Le directeur de l'école de base de Rugombo 1 affirme que les dispositifs de lavage installés dans son école contribuent à l'amélioration des performances des élèves en classe. ‘C’est important que chaque enfant fréquente une école où l’environnement propre et sûr. Lorsque l'eau potable, les toilettes et les installations de lavage des mains ne sont pas disponibles à l'école, les enfants passent plus de temps à la recherche de l'eau plutôt que dans une salle de classe ; ce qui impacte sur les résultats scolaires et la fréquentation scolaire des élèves.’’
En effet, les sensibilisations sur ces mesures de prévention ont été faites à travers la fourniture des kits d’hygiène et l’approvisionnement en eau dans les écoles et les centres de santé. Des activités de communication des risques autour de l’eau, l’assainissement et l’hygiène ont été également menées, avec un accent particulier sur le changement de comportements et l’engagement communautaire en faveur de l’adoption de mesures visant la réduction des risques de maladie.
‘’Nous enseignons à nos enfants toutes les méthodes pour prévenir le choléra, afin qu'ils ne tombent pas malades. Et croyez-moi, depuis ces leçons, nous ne rencontrons plus ce genre de maladies,’’ affirme Jacqueline.
‘’Avant la mise en œuvre du projet, c'était difficile pour nous car nous n'avions pas de latrines pour les patients, ce qui accentuait la propagation de ces maladies,’’ dit Aline Ingabire, directrice de Centre de santé de Rugombo, bénéficiaire du projet.
En plus des sensibilisations effectuées dans les communautés et les écoles sur la promotion de l’hygiène, le projet a mis en place un ensemble de services WASH minimum, notamment l’approvisionnement en eau, l’assainissement, les installations de gestion des déchets ou kit contrôle de la prévention des infections (IPC/WASH) dans les centres de santé.
‘A la fin de chaque année, nous avions des épidémies récurrentes de choléra dans notre commune, depuis que nous avons commencé la sensibilisation, la situation s’est fortement améliorée,’’ ajouta Aline.

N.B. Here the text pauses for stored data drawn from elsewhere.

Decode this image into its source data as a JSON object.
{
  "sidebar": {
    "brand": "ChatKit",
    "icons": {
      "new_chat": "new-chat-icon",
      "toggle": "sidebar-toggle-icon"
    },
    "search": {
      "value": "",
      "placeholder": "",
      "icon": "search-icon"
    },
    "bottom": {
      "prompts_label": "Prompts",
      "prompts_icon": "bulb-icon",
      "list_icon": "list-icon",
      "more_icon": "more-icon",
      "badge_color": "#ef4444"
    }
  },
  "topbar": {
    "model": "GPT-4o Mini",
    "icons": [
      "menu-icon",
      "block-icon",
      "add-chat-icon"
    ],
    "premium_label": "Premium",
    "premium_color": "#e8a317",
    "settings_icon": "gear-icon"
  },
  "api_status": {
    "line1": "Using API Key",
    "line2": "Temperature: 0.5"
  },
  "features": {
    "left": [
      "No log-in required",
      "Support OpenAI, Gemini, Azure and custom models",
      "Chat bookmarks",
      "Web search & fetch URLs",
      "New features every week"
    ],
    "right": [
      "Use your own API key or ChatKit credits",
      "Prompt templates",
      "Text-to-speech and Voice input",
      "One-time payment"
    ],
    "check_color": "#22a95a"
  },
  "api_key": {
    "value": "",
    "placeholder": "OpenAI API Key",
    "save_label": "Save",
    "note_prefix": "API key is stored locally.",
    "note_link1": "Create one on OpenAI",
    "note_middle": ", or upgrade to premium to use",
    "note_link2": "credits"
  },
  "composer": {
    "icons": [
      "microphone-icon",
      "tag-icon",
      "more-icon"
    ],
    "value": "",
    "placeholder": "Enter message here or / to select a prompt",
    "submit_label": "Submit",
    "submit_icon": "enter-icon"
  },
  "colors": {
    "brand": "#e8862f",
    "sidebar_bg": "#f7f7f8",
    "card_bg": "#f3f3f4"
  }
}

Bien que des changements positifs aient été observés dans la commune de Rugombo, la communauté et les responsables de la santé craignent de ne pas pouvoir facilement gérer cette épidémie si un jour elle se déclare car l'approvisionnement en eau potable reste un problème dans cette communauté, en raison des coupures d'eau récurrentes dans cette commune.
Des sensibilisations sur le Covid-19 ont également été faites. La communauté confirme que le covid 19 n'a pas eu sa porte d’entrée, parce que les précautions ont été prises à l'avance.
L’UNICEF en partenariat avec AIDE (Action Intégrée pour le Développement et la protection de l´Environnement) a soutenu le projet techniquement sous le financement du Comité national espagnol.